Ha sido la mejor noticia cultural de este inicio de año en la ciudad. Como un pequeño tesoro en un cofre pequeño, como los que los Reyes regalan detalles llenos de sentimiento y emoción. En este caso, sin embargo, no ha sido ningún regalo. Ha sido una idea, mucho talento y muy bien hilado. Hablamos del Circo de Navidad de Mataró, que durante seis días y siete funciones ha cautivado al público que ha llenado la carpa del Parc Central Nou. Un triunfo total, con entradas agotadas gracias al boca a boca, y profundamente emotivo por lo que supone. Un éxito que deja huella y que interpela directamente —por no decir que obliga— a Cultura Mataró a repetir la experiencia. Como las buenas ideas que cuajan a la primera, es inexcusable que el Circo de Navidad vuelva el año que viene.
La historia de este Circo de Navidad de Mataró demuestra cómo, bajo una carpa y entre payasos, equilibristas y malabaristas, los sueños pueden hacerse realidad. Lo explica Cristina Navarro, artífice del éxito, que primero lo soñó. Se imaginó un reencuentro histórico entre Sabanni y Paute, entre Jordi Saban y Pau Serraute, dos payasos que no actuaban juntos desde hacía 15 años. Del sueño nació el proyecto y, sobre todo, el cuidado: cuidado por los detalles, por la dramaturgia de Alba Sarraute —qué privilegio contar con una de las clowns más respetadas del país, de aquí, de Argentona— y por una excelente selección del mejor circo hecho en casa. El Circo de Navidad es “Hecho en Mataró” y también cosechado en Mataró, como fruta madura de proximidad. Es el Aula de Teatre concibiendo, Cronopis abasteciendo y política cultural en mayúsculas.

El regreso de Paute
Sabanni y Paute separaron sus caminos hace años y se reencuentran emocionados esta Navidad en Mataró. Este hilo conductor impulsa el espectáculo y permite que Pau Serraute, después de 15 años en el Circo Italiano —jugando en primera división mundial— vuelva a casa por Navidad. El reencuentro con Sabanni y una colección de artistazos da lugar a números de alto nivel durante una generosa hora y media de espectáculo. Si viniera de fuera, se llenaría de elogios; pero es de aquí, de casa. Qué cosecha. Qué gozo.

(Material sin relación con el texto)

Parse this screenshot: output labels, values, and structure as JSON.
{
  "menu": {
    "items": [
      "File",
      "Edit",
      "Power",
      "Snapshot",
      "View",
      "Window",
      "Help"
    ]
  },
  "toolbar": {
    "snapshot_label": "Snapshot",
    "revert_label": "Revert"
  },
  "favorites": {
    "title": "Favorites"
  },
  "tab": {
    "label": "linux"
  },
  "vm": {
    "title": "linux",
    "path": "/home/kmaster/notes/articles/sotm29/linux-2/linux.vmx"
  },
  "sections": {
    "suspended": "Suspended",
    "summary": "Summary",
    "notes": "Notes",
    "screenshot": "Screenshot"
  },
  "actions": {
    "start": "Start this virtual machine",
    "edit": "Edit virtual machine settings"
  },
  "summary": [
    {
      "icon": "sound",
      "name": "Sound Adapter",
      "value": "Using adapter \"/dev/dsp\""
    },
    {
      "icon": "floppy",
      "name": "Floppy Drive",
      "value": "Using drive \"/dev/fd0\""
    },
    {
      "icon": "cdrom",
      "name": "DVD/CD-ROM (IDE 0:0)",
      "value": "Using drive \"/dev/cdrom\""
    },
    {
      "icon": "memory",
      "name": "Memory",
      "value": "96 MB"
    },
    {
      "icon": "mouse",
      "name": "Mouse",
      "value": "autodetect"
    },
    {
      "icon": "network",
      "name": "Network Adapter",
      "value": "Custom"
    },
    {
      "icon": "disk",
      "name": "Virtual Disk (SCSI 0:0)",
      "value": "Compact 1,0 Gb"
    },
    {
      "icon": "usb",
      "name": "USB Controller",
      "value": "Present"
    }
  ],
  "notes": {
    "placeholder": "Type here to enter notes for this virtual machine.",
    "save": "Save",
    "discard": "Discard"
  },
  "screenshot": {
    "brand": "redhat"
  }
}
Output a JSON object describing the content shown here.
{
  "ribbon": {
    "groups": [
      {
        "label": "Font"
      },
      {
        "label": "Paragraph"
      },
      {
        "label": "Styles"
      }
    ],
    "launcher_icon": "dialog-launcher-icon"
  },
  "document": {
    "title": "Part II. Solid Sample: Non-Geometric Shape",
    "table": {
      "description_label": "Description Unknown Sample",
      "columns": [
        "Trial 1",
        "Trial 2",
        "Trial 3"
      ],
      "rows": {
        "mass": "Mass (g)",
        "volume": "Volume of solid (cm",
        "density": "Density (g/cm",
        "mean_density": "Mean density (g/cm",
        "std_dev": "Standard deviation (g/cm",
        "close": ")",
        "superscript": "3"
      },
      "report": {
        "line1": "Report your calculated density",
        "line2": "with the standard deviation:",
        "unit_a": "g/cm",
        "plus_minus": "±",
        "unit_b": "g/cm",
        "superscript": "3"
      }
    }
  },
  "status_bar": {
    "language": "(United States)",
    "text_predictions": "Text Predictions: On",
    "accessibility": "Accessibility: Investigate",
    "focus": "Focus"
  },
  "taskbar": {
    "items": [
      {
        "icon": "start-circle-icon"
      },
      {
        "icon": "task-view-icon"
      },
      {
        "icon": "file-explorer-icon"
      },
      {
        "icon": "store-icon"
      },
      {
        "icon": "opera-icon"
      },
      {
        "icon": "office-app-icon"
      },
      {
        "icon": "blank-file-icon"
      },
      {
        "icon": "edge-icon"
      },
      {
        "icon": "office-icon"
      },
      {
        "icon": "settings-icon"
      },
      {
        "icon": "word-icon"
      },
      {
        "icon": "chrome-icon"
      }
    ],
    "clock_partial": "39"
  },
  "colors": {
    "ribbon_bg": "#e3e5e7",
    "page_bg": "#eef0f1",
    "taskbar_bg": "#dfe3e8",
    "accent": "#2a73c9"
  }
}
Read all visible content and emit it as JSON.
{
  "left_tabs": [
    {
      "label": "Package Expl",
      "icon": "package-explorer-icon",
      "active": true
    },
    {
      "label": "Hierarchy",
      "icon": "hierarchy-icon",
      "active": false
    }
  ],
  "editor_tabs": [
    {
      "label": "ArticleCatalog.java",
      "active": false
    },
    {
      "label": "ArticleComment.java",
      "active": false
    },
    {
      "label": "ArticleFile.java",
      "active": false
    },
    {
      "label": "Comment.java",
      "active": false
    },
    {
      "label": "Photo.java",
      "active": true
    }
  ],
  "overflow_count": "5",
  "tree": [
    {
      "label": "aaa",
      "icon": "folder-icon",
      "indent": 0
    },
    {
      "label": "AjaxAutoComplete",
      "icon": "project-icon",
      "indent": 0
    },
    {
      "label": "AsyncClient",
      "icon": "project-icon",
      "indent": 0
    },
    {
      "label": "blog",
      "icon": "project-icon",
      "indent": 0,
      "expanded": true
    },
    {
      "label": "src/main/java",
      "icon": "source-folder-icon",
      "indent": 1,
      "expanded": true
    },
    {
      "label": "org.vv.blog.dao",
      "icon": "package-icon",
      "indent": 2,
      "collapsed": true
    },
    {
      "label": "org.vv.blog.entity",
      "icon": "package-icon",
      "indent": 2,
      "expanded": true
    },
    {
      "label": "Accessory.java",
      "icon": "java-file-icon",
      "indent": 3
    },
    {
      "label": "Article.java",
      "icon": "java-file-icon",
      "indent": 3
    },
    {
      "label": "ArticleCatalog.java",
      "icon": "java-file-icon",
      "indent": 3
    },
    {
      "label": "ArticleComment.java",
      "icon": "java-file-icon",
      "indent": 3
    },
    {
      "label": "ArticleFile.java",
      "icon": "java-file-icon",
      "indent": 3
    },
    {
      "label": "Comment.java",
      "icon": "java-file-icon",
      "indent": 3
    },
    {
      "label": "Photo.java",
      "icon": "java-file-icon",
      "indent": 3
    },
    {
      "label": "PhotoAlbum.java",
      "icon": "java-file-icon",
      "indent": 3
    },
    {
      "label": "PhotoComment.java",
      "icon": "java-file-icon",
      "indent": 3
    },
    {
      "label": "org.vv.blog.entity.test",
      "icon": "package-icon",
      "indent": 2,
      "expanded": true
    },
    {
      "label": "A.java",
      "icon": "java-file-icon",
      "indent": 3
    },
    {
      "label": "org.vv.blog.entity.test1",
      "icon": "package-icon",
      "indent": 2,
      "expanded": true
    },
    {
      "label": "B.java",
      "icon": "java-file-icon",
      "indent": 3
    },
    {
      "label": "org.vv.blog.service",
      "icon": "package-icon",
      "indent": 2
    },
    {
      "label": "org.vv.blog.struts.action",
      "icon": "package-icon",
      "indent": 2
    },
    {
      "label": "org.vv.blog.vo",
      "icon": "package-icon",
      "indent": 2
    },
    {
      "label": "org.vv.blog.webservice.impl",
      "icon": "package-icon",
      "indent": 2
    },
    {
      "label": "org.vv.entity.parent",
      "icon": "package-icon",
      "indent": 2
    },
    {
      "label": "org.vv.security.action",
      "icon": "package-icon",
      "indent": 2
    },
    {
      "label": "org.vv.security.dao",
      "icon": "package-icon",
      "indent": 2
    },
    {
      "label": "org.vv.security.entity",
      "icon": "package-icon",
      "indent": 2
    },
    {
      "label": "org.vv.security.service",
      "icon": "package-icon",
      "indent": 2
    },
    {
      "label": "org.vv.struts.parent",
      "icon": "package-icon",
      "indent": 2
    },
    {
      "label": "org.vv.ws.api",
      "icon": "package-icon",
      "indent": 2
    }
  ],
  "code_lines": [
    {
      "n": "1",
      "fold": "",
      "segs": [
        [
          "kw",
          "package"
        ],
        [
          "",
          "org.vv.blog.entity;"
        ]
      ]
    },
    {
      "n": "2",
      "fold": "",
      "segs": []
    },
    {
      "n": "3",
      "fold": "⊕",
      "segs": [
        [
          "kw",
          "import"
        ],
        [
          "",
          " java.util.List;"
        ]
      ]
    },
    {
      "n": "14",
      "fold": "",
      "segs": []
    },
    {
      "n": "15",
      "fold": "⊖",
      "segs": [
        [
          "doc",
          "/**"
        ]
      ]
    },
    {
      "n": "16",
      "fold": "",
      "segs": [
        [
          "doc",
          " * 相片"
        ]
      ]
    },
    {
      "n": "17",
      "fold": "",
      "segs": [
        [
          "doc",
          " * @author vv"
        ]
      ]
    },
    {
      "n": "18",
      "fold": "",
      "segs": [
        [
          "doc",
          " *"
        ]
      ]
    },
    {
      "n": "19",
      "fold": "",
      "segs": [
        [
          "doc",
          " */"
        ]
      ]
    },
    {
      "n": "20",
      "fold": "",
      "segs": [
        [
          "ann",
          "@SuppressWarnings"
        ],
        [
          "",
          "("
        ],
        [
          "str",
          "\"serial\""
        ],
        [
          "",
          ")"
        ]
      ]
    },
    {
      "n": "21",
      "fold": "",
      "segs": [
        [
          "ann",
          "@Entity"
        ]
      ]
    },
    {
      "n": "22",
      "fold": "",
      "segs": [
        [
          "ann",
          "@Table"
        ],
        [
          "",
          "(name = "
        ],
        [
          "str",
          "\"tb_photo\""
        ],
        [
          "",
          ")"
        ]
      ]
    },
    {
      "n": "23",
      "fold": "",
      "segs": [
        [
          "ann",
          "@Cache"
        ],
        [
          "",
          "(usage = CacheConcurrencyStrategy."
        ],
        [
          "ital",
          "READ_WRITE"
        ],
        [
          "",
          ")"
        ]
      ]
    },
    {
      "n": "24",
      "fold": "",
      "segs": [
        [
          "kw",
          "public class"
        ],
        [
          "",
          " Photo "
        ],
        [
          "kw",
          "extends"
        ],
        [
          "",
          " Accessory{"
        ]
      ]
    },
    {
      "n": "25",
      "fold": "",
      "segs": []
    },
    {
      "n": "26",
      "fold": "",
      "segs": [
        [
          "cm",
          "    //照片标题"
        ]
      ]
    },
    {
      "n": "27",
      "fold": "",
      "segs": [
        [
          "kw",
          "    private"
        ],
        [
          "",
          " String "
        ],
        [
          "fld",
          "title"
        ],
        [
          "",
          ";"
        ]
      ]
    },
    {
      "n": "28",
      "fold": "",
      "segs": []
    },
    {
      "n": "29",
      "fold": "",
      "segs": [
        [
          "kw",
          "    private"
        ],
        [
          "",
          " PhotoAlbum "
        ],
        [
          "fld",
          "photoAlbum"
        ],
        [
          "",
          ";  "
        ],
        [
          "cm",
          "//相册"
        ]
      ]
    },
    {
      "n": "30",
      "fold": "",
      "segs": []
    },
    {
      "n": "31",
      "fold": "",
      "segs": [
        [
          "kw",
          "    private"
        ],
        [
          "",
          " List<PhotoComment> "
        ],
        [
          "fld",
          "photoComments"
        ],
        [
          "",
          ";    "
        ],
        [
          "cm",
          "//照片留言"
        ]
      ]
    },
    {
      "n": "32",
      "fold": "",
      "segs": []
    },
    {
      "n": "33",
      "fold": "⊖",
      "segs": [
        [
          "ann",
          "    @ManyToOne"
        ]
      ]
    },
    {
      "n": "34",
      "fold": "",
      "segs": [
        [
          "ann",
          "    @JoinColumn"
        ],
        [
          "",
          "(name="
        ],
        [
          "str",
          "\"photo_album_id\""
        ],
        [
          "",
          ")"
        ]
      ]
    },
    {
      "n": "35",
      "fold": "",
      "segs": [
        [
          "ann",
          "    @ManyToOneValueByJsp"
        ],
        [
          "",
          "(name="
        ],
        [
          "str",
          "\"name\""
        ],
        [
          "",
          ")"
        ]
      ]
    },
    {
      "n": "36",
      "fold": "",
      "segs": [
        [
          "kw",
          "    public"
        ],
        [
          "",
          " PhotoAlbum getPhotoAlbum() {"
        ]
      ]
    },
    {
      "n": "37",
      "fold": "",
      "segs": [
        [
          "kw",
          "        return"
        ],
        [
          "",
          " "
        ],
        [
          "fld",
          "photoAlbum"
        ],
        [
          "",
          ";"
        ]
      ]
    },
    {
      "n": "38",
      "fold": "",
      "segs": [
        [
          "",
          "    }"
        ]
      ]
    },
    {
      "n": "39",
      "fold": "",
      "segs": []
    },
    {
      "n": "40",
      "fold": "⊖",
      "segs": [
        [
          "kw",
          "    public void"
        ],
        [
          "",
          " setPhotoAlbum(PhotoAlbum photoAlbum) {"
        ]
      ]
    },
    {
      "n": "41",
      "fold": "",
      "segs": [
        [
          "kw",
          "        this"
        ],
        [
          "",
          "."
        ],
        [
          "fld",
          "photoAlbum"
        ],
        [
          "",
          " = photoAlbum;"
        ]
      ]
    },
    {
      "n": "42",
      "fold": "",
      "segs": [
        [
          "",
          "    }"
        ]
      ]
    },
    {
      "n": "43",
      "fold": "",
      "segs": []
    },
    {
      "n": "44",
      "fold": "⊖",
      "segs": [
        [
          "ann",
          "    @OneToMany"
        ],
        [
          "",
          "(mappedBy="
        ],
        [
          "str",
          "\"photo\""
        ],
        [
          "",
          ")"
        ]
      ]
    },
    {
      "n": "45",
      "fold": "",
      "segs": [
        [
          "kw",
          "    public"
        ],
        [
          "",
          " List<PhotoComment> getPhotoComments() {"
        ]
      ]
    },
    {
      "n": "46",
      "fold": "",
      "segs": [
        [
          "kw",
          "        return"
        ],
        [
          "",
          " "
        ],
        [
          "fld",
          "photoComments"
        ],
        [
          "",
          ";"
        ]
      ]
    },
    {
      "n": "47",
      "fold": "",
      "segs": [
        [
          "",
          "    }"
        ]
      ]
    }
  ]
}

El Circo de Navidad de Mataró emociona más allá del reencuentro. Los payasos están espléndidos, con guiños locales y humor kilómetro cero. Impacta el equilibrio imposible de David Candelich, la belleza en las alturas de Ariadna Gilabert, la contorsión inverosímil de Juan Carlos Panduro y la fuerza simple pero meritoria de los juegos de peonzas de Jordi Mas, así como el valor intrínseco y potente de Quique Maltas con los malabares. Todo el espectáculo es redondo: rítmico, con lenguaje y estética, todo fluye. Belleza embriagadora.

Del Circo de Navidad se salía con sensación de privilegio: por haber podido conseguir entradas —volaron— pero también por ser de donde somos. Un éxito apabullante, reparador y sanador, para quienes dicen que en Mataró no se hace nada bueno, para quienes menosprecian el ecosistema Cronopis y para quienes reducen la Navidad a lucecitas y consumo. El Circo de Navidad de Mataró nos ha regalado orgullo, presente y futuro del circo hecho en casa. ¡Enhorabuena!